There is a common misconception that quartz countertops are a great investment because they don’t stain. In short, this is not completely true. Although quartz countertops always seem to look stunning, they are only stain-resistant, not actually stain-proof. You don’t need to worry though, as there are ways that you can prevent this, keeping them looking as good as new.
Don’t pay extra for quartz countertops that claim to be stain-proof
There is no way for any type of quartz to be totally stain-proof. Paying extra for what appears to be better-quality quartz is probably exactly the same material as cheaper alternatives that don’t brand themselves as stain-proof.
Quartz countertops are still capable of chemical staining
Quartz countertops are not 100% quartz, they are often also comprised of resin and pigments, often mixed with petroleum. It is these specific elements that can be stained, not necessarily the pure quartz. The resins can react with certain chemicals, to create discoloration and the appearance of staining.
If you want to ensure that your quartz countertop remains stain-free, you can take steps to ensure that its exposure to chemicals is limited. Don’t ever use your countertop for any kind of pastime that involves any form of chemical – e.g. painting, dyeing, heavy-duty gluing, using permanent markers, etc. Also, be careful with what products you use to clean it with. There is no need to use harsh solvents, and definitely do not try and use bleach. A simple mild soap should easily get rid of any buildup on the countertop, getting it sparkling clean again.
Quartz can experience heat damage
There is an expectation that because quartz is such as strong material, that it must be heat resistant (like granite). This is simply not true either. Although it is not as prone to heat damage as some other materials, you do still need to watch out. A hot pan that has come directly off of the stove is likely to leave a permanent mark.
Avoiding heat damage is as simple as placing a protective layer between your countertop and the hot object. Before placing down hot mugs, pots or pans, always remember a coaster or trivet. There are so many different styles available that are affordable, it’s super easy to find one that matches the aesthetic of your countertop and room. If you really don’t like the look of coasters and trivets, you can always store them away when not in use. This allows your quartz countertop to shine in all of its unstained glory.

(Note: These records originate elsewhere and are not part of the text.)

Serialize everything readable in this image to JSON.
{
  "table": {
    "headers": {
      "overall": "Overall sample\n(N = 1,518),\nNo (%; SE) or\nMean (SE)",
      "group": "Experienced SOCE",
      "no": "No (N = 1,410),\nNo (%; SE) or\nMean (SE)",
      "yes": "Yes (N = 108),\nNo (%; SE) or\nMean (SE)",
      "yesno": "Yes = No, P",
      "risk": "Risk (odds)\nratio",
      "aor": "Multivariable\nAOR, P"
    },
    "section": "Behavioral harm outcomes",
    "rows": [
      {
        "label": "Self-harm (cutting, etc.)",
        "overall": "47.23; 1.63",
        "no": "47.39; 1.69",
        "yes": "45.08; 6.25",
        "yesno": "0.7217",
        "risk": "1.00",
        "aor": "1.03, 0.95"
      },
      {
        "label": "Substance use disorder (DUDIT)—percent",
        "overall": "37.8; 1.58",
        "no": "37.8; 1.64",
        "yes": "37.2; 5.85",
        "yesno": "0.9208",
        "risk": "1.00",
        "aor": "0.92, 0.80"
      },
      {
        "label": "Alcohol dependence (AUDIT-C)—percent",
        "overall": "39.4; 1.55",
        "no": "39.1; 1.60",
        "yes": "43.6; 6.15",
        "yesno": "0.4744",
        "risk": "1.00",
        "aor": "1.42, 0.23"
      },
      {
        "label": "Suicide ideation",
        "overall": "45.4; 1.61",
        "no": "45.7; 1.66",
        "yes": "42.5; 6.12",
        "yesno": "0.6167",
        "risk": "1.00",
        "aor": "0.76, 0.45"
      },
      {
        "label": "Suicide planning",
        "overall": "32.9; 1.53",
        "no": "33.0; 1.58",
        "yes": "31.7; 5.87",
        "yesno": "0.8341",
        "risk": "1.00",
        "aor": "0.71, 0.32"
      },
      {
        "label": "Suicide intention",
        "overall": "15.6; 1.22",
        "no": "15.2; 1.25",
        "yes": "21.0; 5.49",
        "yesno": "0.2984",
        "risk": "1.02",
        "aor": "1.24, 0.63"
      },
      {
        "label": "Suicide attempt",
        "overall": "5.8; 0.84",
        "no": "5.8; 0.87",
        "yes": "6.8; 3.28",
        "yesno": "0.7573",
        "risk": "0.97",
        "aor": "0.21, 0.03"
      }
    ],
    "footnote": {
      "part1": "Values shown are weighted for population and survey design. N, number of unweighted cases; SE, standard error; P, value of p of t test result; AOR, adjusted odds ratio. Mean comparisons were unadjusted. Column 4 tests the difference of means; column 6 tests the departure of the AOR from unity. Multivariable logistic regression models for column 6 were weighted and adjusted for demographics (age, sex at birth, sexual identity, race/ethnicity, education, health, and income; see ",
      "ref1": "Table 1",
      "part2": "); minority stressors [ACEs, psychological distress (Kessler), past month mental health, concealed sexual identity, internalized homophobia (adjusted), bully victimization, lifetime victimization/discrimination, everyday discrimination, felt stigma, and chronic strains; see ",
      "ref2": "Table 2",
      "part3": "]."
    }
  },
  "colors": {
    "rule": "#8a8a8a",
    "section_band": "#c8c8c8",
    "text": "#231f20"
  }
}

Quartz countertops can experience UV damage
Although quartz is not going to stain due to normal amounts of exposure to direct sunlight, it is still not a good idea to place a quartz countertop outside, or in an area that sees direct sunlight for extended periods of the day. Prolonged exposure can cause your quartz to begin to discolor. This is especially obvious in darker-colored quartz.

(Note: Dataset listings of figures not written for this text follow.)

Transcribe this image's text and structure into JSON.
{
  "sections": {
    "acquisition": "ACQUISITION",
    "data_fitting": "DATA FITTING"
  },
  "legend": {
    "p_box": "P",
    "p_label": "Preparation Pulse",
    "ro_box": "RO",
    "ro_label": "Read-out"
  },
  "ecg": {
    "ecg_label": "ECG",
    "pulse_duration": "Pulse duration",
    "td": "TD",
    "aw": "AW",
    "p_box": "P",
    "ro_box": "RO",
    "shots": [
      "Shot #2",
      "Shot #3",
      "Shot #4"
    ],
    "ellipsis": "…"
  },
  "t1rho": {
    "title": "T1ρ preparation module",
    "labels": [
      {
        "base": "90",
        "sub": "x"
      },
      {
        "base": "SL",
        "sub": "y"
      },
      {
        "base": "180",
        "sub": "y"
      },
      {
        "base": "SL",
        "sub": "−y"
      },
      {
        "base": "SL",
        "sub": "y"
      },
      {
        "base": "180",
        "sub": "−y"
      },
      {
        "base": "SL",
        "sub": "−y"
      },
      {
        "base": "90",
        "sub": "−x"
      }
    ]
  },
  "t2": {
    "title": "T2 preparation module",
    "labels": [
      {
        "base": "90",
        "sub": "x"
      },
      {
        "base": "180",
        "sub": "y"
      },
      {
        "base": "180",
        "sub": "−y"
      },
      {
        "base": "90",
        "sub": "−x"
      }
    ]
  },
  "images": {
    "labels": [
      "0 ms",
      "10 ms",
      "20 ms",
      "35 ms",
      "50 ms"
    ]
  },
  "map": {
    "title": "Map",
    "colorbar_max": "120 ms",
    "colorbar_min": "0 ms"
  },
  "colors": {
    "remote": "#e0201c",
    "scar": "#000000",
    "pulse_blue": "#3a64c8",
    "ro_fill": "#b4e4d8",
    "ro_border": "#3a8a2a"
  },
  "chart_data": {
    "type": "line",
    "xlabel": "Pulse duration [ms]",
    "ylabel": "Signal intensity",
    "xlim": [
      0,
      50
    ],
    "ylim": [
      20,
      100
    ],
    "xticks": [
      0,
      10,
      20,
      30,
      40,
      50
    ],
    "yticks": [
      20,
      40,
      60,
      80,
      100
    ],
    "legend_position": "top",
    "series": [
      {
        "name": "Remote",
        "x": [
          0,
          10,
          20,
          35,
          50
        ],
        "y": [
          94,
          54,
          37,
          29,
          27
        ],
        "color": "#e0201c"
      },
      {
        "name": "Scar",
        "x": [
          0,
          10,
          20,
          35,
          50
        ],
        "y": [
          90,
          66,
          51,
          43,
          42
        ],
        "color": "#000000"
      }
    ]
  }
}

If you have the redesigning opportunity and you really like the look of quartz counters, try to place them out of direct sunlight. Of course, they are going to be exposed to direct UV rays to some extent, but do your best to minimize this. If you can’t control the location of your countertops that are in heavy sunlight, perhaps you should reconsider whether quartz is the right choice for you.

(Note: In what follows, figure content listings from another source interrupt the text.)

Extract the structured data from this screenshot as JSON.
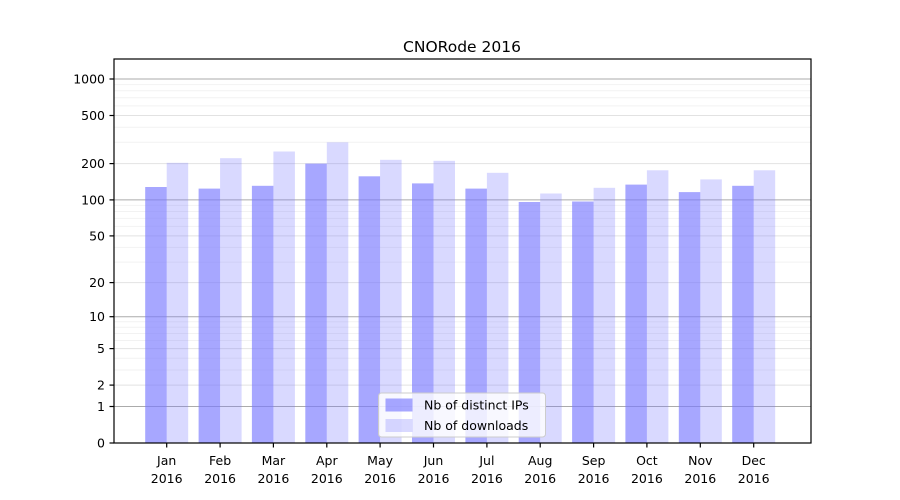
{
  "figure": {
    "background": "#ffffff"
  },
  "chart_data": {
    "type": "bar",
    "title": "CNORode 2016",
    "x": {
      "months": [
        "Jan",
        "Feb",
        "Mar",
        "Apr",
        "May",
        "Jun",
        "Jul",
        "Aug",
        "Sep",
        "Oct",
        "Nov",
        "Dec"
      ],
      "year": "2016"
    },
    "series": [
      {
        "name": "Nb of distinct IPs",
        "color": "#7878ff",
        "alpha": 0.65,
        "values": [
          128,
          124,
          131,
          200,
          157,
          137,
          124,
          96,
          97,
          134,
          116,
          131
        ]
      },
      {
        "name": "Nb of downloads",
        "color": "#7878ff",
        "alpha": 0.28,
        "values": [
          203,
          222,
          252,
          300,
          215,
          211,
          168,
          113,
          126,
          176,
          148,
          176
        ]
      }
    ],
    "y_axis": {
      "ticks": [
        0,
        1,
        2,
        5,
        10,
        20,
        50,
        100,
        200,
        500,
        1000
      ],
      "scale": "log10(value+1)",
      "ymax": 1450
    },
    "grid": {
      "major_values": [
        1,
        10,
        100,
        1000
      ],
      "mid_values": [
        2,
        5,
        20,
        50,
        200,
        500
      ],
      "minor_values": [
        3,
        4,
        6,
        7,
        8,
        9,
        30,
        40,
        60,
        70,
        80,
        90,
        300,
        400,
        600,
        700,
        800,
        900
      ],
      "major_color": "#ababab",
      "mid_color": "#e2e2e2",
      "minor_color": "#f2f2f2"
    },
    "legend": {
      "position": "lower center",
      "background": "#ffffff",
      "border_color": "#cccccc"
    },
    "colors": {
      "axis": "#000000",
      "text": "#000000",
      "background": "#ffffff"
    }
  }
}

Quartz countertops can still experience regular stains
Despite their sleek exterior, quartz countertops are still completely vulnerable to stains from everyday food and drink items. Red wine, coffee, and fruit juice are all going to stain your countertop if left to sit for too long. Granted, you do have a much larger chance of being able to clean up the mess completely, compared to other counter materials. But this doesn’t mean you can leave it alone without repercussions.
If you are cleaning up the spill as soon as it has happened, you only need a damp cloth or towel. This should be enough to wipe it up and leave no trace. If perhaps you didn’t do a proper cleaning job initially and you are now left with a slightly tougher mark, use a cloth, some warm water, and mild soap. The strength of the quartz means that you can generally work the countertop pretty hard without worrying about causing damage. If soapy water is not enough to get the stain out, then do not attempt to use harsher chemicals. There’s a high risk that these could stain the countertop even further.
If you do stain your quartz countertop, call a professional
If you have accidentally stained your countertop and basic cleaning methods aren’t working, it is highly recommended that you seek a professional for help. They have a greater understanding of the properties of quartz and will be able to use the right products to get it looking brand new again.
Some stains or damage is going to be permanent, and there will be nothing they can do to alleviate the discoloration. In cases like these, it is still important to utilize their services, as they can help to prevent the issue from getting worse.
Only properly maintained quartz countertops are stain-resistant
One of the benefits of quartz countertops is that they require very little heavy-duty maintenance. The quartz material is sealed as part of the fabrication process, so there is no need to continuously stay on top of that. But it is never a bad idea to reseal the quartz to reduce the chances of staining.
One of the most important things that you can do to help keep your quartz countertop stain-free, is to properly maintain it. This involves regularly cleaning it thoroughly so that potential stains don’t get the opportunity to cause damage. Remember to never use harsh chemicals, and you should be able to wipe away any dirt and impurities easily.
If you are still concerned about your counters, you can purchase cleaning agents that are specifically designed to clean quartz without damaging it. These can be found online, or through specialists in your area with a comprehensive knowledge of quartz.